HYDERABAD/MUMBAI: The reporting norms for insurers to track individuals who are using unaccounted money to buy insurance policies are up for review. The move comes less than a year after the government made it mandatory for insurers to comply with the guidelines on anti-money laundering.
Money laundering is a practice of moving illegally-acquired cash through the financial system to make it legal. Authorities in India have shifted their focus to insurance since the life industry has been driven by investment products rather than protection policies in recent times. Insurers are now required to identify income sources and also report suspicious transactions to the Financial Intelligence Unit-India (FIU-IND), a nodal government agency that tracks money laundering attempts and then probes them further.
Top FIU-IND officials met up with both general and life insurers earlier this month to take stock of their compliance levels. The results revealed a mixed bag with some insurers yet to come on board. Insurers, on their part, say there are a few glitches in implementing these guidelines. State-owned insurers, for instance, want the Rs 50,000 limit for accepting cash payments raised as rural customers do not have access to banking facilities.
According to the chairman of the insurance regulator, IRDA, C S Rao, any change in the rules will need the finance ministry’s approval. From FIU-IND’s perspective, a higher limit for premium payments in cash would mean adding more cash transactions in the economy. “Our goal is to encourage all stakeholders in the financial sector to move towards a cheque economy as this would help curb money laundering,” said a senior official.
Insurers also have to report integrally-connected cash transactions exceeding Rs 10 lakh a month to FIU-IND. Officials say there have been instances where individuals buy multiple policies and pay premium in cash. In many cases, the integrally-connected cash transactions are a tad short of Rs 10 lakh a month and thus escape from being reported.
The guidelines now in vogue require insurers to report suspicious transactions, including those which could be ‘structuring deals’. These are deals which are artificially carved into several transactions to avoid reporting requirements.
Some insurers, particularly state-owned companies, say their existing IT systems are not equipped to identify if a proposer has simultaneously made applications in various offices across the country. All insurance companies are now putting in place a software to identify multiple policies by the same customer.
“It is important to know this not just from the asset liability management guidelines point of view, but also for a company’s own risk management” says Deepak Satwalekar, MD, HDFC Standard Life. An insurer should know whether the proposal he has on hand is a single proposal for Rs 10 lakh sum insured or whether it is a part of multiple proposals that add up to Rs 1 crore on the life of the same individual, he adds.
It is tough to keep an audit trail of such transactions unless insurers report these as suspicious transactions. Indeed, some of them have done that.
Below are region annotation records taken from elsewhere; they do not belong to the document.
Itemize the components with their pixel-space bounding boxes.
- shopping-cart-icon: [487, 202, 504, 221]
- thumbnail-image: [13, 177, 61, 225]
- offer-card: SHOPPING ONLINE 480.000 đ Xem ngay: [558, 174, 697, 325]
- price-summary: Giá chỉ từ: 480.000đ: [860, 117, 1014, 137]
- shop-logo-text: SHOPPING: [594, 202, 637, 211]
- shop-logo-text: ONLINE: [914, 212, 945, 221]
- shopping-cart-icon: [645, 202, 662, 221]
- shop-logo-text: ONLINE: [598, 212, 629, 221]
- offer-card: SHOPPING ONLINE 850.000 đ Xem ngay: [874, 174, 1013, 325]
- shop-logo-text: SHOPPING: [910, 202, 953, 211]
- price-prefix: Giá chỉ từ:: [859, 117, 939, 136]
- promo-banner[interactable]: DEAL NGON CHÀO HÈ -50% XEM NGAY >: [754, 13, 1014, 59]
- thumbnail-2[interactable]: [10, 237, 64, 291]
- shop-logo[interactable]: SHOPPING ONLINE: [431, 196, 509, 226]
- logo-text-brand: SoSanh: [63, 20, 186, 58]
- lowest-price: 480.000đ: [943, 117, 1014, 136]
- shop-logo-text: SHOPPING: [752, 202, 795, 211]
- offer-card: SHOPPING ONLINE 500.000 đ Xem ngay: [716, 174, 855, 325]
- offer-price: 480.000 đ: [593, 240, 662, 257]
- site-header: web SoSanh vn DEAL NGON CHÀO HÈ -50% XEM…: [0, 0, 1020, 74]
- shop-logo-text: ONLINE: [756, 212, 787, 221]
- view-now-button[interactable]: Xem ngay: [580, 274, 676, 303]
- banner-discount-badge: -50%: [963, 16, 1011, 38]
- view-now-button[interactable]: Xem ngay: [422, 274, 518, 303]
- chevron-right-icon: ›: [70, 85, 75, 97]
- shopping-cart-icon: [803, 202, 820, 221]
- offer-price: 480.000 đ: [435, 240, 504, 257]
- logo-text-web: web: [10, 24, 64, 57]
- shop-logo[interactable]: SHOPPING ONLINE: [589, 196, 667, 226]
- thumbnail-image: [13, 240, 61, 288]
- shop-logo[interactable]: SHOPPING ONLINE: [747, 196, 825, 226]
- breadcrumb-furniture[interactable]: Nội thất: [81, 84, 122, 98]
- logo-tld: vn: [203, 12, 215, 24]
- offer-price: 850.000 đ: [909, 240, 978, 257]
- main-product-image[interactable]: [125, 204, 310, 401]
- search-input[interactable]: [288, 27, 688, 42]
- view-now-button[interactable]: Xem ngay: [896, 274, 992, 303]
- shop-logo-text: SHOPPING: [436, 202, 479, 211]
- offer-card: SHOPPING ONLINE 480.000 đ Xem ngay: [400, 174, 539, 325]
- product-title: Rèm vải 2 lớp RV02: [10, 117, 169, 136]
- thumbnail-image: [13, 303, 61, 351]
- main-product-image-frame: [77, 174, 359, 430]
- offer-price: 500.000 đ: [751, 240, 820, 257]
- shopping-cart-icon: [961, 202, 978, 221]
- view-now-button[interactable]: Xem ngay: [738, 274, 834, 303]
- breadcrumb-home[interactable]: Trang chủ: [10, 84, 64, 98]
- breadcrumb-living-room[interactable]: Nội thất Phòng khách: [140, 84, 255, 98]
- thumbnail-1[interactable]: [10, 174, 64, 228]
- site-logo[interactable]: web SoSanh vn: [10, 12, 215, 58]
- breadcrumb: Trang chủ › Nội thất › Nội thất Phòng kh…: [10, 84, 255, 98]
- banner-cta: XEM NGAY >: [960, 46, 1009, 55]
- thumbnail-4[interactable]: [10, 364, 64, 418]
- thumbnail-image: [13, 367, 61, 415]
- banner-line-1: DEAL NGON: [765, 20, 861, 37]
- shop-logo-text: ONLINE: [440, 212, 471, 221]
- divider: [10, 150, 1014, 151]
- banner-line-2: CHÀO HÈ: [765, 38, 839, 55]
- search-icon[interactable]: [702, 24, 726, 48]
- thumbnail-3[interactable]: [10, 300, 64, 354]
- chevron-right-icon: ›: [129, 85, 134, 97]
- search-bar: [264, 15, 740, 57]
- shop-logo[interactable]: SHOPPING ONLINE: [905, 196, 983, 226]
The regulator had, in fact, told insurers to look at lower thresholds for cash transactions when it issued guidelines for anti-money laundering last year.
A section within the government reckons that there is a case for lowering the threshold for premium payments in cash. Mutual funds, for instance, do not accept cash from investors. “If mutual funds can do it, why not insurance companies,” argues an official.
According to S V Mony, secretary-general , Life Insurance Council, the insurance industry is not opposed to anti-money laundering guidelines per se. But too many administrative procedures may be a deterrent to the sector’s growth. The photograph of the policyholders, for instance, is a must under the know-your-customer norms, though an exception has been made for micro-insurance. Insurers are finding it tough to comply with this requirement as well.